Crew
Director – Sidney Hayers, Screenplay – George Baxt, Producers – Leslie Parkyn & Julian Wintle, Photography – Douglas Slocombe, Music – Muir Mathieson & Franz Reisenstein, Makeup – Trevor Crole-Rees, Art Direction – Jack Shampan. Production Company – Lynx Films.
Cast
Anton Diffring (Dr Bernard Schuler/Dr Rossiter), Erika Remberg (Elissa Caro), Jane Hylton (Angela), Kenneth Griffith (Martin), Yvonne Monlaur (Nicole Vanet), Conrad Phillips (Inspector Arthur Ames), Vanda Hudson (Magda Von Meck), Yvonne Romain (Melina), Jack Gwillim (Superintendent Andrews), Donald Pleasence (Vanet), Collette Wilde (Evelyn Morley)
Plot
England, 1947. The plastic surgeon Rossiter is forced to flee after police discover he has conducted an illegal operation on a badly disfigured woman that has gone wrong. Believed killed in an exploding car, Rossiter instead flees to France. Now calling himself Dr Bernard Schuler, he offers the circus owner Vanet’s disfigured daughter a free operation and then sets up new operations under the sanctuary of the circus. However, when a bear mauls Vanet, Schuler stands by and does nothing, letting him be killed. Taking the circus over, Schuler comes up with the idea of offering wanted female criminals new faces and then making them into his circus performers. However, when the women decide they want to leave Schuler’s control, he stages a series of bizarre ‘accidental deaths’ to eliminate them.

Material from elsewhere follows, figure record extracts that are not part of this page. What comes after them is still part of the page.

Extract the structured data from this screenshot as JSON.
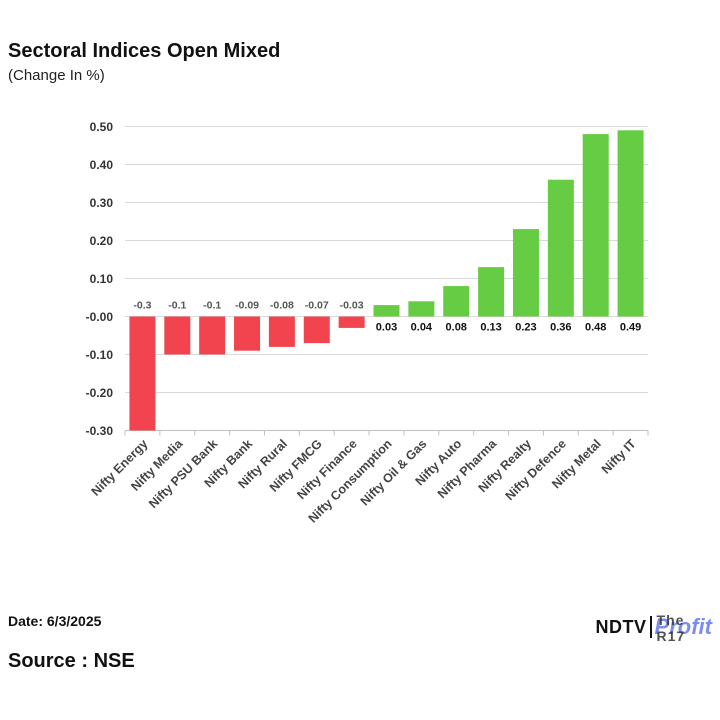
{
  "header": {
    "title": "Sectoral Indices Open Mixed",
    "subtitle": "(Change In %)"
  },
  "footer": {
    "date": "Date: 6/3/2025",
    "source": "Source : NSE",
    "logo_ndtv": "NDTV",
    "logo_profit": "Profit",
    "logo_ghost": "The R17"
  },
  "colors": {
    "negative": "#f1444e",
    "positive": "#66cc44",
    "grid": "#d9d9d9",
    "axis": "#bfbfbf"
  },
  "chart_data": {
    "type": "bar",
    "title": "Sectoral Indices Open Mixed",
    "subtitle": "(Change In %)",
    "categories": [
      "Nifty Energy",
      "Nifty Media",
      "Nifty PSU Bank",
      "Nifty Bank",
      "Nifty Rural",
      "Nifty FMCG",
      "Nifty Finance",
      "Nifty Consumption",
      "Nifty Oil & Gas",
      "Nifty Auto",
      "Nifty Pharma",
      "Nifty Realty",
      "Nifty Defence",
      "Nifty Metal",
      "Nifty IT"
    ],
    "values": [
      -0.3,
      -0.1,
      -0.1,
      -0.09,
      -0.08,
      -0.07,
      -0.03,
      0.03,
      0.04,
      0.08,
      0.13,
      0.23,
      0.36,
      0.48,
      0.49
    ],
    "data_labels": [
      "-0.3",
      "-0.1",
      "-0.1",
      "-0.09",
      "-0.08",
      "-0.07",
      "-0.03",
      "0.03",
      "0.04",
      "0.08",
      "0.13",
      "0.23",
      "0.36",
      "0.48",
      "0.49"
    ],
    "yticks": [
      0.5,
      0.4,
      0.3,
      0.2,
      0.1,
      0,
      -0.1,
      -0.2,
      -0.3
    ],
    "ytick_labels": [
      "0.50",
      "0.40",
      "0.30",
      "0.20",
      "0.10",
      "-0.00",
      "-0.10",
      "-0.20",
      "-0.30"
    ],
    "ylim": [
      -0.3,
      0.5
    ],
    "grid": true,
    "legend": "none",
    "xlabel": "",
    "ylabel": ""
  }
}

This amusingly lurid piece of sensationalism comes from the dawn of the Anglo-Horror cycle. The two contemporary influences it likely drew from were the French film Eyes Without a Face (1959) about a mad surgeon abducting women to recreate the face of his disfigured daughter (a film that inspired a number of imitators) and the Herman Cohen hit Horrors of the Black Museum (1959), which centred around a madman creating a series of novelty sadistic deaths. Circus of Horrors conducts a similar plot set-up to Horrors of the Black Museum using a series a circus-themed deaths, while adding a mad surgeon obsessed with facial disfigurement to the mix. You could perhaps even argue that Circus of Horrors is a sound and colour-era version of one of Tod Browning’s circus films a la The Unknown (1927) and Freaks (1932), although made with more of a sado-sexual fixation that Browning ever had.
There is a perversity to the film’s central character of mad surgeon Anton Diffring and his almost erotic lingering on facial disfigurement – the greater the degree of deformity, the greater the beauty he seems to find in it. The casting of German-born Anton Diffring adds another element to the menace as, despite the character’s supposed Englishness, Diffring’s cold and clipped Teutonic delivery plays on the then-current vogue for Nazi heavies.
Director Sidney Hayers skirts the limits as far as it was possible to go in the day with a wonderful parade of lingerie-clad beauties and semi-revealing flesh shots and a fair level of gore. The token bimbos – beautiful bitchy Erika Remberg, the viciously calculating Yvonne Romain and especially the breathily passionate Jane Hylton – play with a commitment far beyond the call of duty.
Director Sidney Hayers went on to make several other genre films including the witchcraft film Night of the Eagle/Burn, Witch, Burn (1961), one of the genuine classics of the English horror genre, as well as the psycho-thriller Assault/Tower of Terror (1970). From the 1970s until his death in 2000, Sidney Hayers directed much tv in both England and the US, including episodes that were later re-edited as the cinematically-released Battlestar Galactica movie Conquest of the Earth (1981).